Abby Hine

Towards better fish conservation

I have a great passion for wildlife and conservation.. From a young age I have been drawn to the ocean and its inhabitants, snorkelling before I could swim and exploring this ‘new world’. Throughout the years I have been fortunate enough to snorkel and dive in a range of ecosystems, encountering a vast array of species. This has fuelled my desire to study marine organisms and ensure their survival in times of increased human disturbance. My research “super power”: I have a passion to use science to make better-designed marine reserves; I’m also easily super excited.

It seems a trivial observation that “fish are not everywhere”. Yet, despite considerable research effort, we still don’t know exactly why that is the case. In other words – we don’t know what forces are at play to make “fish maps”; I have started to solve this puzzle.

During my undergraduate studies towards the Bachelor of Animal Ecology I undertook a number of smaller projects that examined how fishes in estuaries respond to changes in the type of habitat and how that habitat sits within the broader landscape (referred to as ‘seascape context’).

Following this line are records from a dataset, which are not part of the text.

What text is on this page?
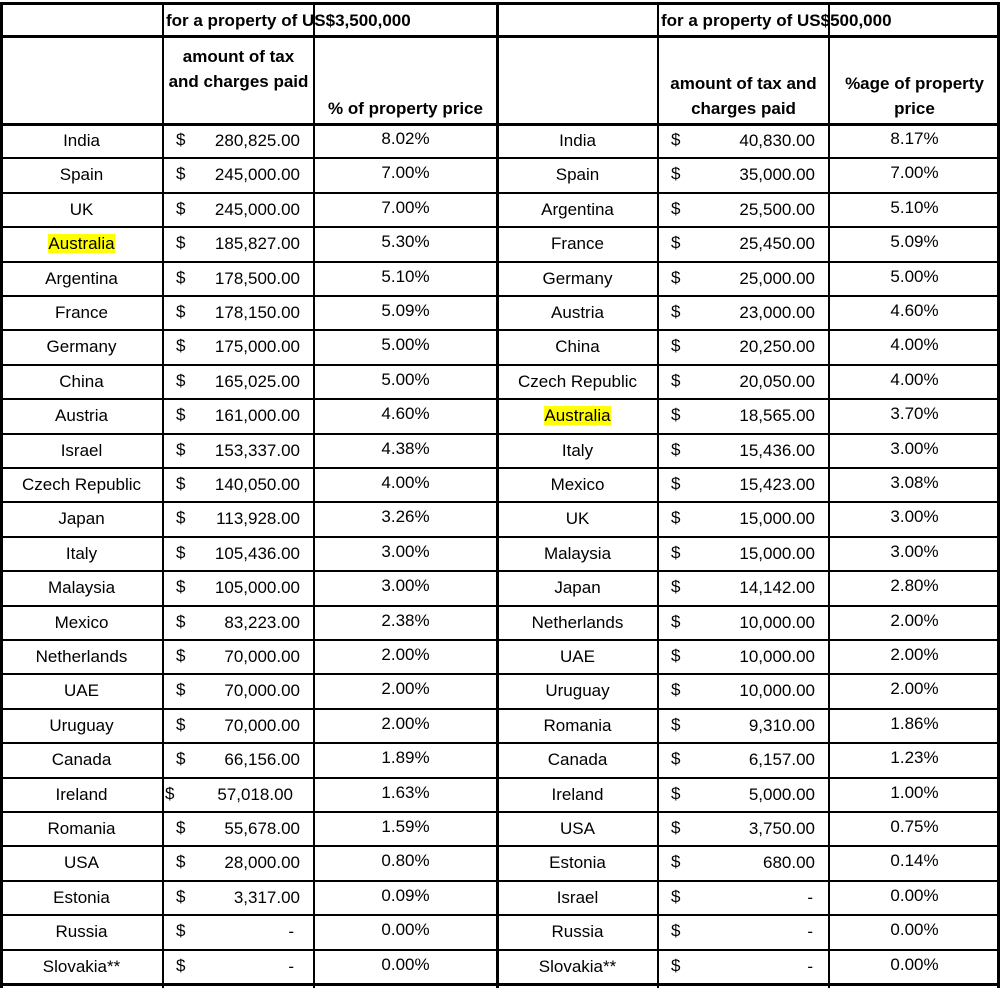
for a property of US$3,500,000	for a property of US$500,000
amount of tax and charges paid
% of property price
amount of tax and charges paid
%age of property price
India	$	280,825.00	8.02%
Spain	$	245,000.00	7.00%
UK	$	245,000.00	7.00%
Australia	$	185,827.00	5.30%
Argentina	$	178,500.00	5.10%
France	$	178,150.00	5.09%
Germany	$	175,000.00	5.00%
China	$	165,025.00	5.00%
Austria	$	161,000.00	4.60%
Israel	$	153,337.00	4.38%
Czech Republic	$	140,050.00	4.00%
Japan	$	113,928.00	3.26%
Italy	$	105,436.00	3.00%
Malaysia	$	105,000.00	3.00%
Mexico	$	83,223.00	2.38%
Netherlands	$	70,000.00	2.00%
UAE	$	70,000.00	2.00%
Uruguay	$	70,000.00	2.00%
Canada	$	66,156.00	1.89%
Ireland	$	57,018.00	1.63%
Romania	$	55,678.00	1.59%
USA	$	28,000.00	0.80%
Estonia	$	3,317.00	0.09%
Russia	$	-	0.00%
Slovakia**	$	-	0.00%
India	$	40,830.00	8.17%
Spain	$	35,000.00	7.00%
Argentina	$	25,500.00	5.10%
France	$	25,450.00	5.09%
Germany	$	25,000.00	5.00%
Austria	$	23,000.00	4.60%
China	$	20,250.00	4.00%
Czech Republic	$	20,050.00	4.00%
Australia	$	18,565.00	3.70%
Italy	$	15,436.00	3.00%
Mexico	$	15,423.00	3.08%
UK	$	15,000.00	3.00%
Malaysia	$	15,000.00	3.00%
Japan	$	14,142.00	2.80%
Netherlands	$	10,000.00	2.00%
UAE	$	10,000.00	2.00%
Uruguay	$	10,000.00	2.00%
Romania	$	9,310.00	1.86%
Canada	$	6,157.00	1.23%
Ireland	$	5,000.00	1.00%
USA	$	3,750.00	0.75%
Estonia	$	680.00	0.14%
Israel	$	-	0.00%
Russia	$	-	0.00%
Slovakia**	$	-	0.00%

Now during my Honours project, I am taking this one step further, investigating how functional diversity, the diversity of traits within a population, varies with three main factors: 1.) “ecosystem type” (aka what habitat fishes are in); 2.) the “seascape context” (aka where those habitats sit in the broader coastal setting); and 3.) “conservation status” (aka whether habitats occur inside or outside of marine protected areas). Surprisingly, this is the first study of its kind globally, which makes me very optimistic that it can be useful for conservation. In particular, once we know which habitat in which location gives us the best return for our conservation investment, we can make better decisions on how to invest in the future.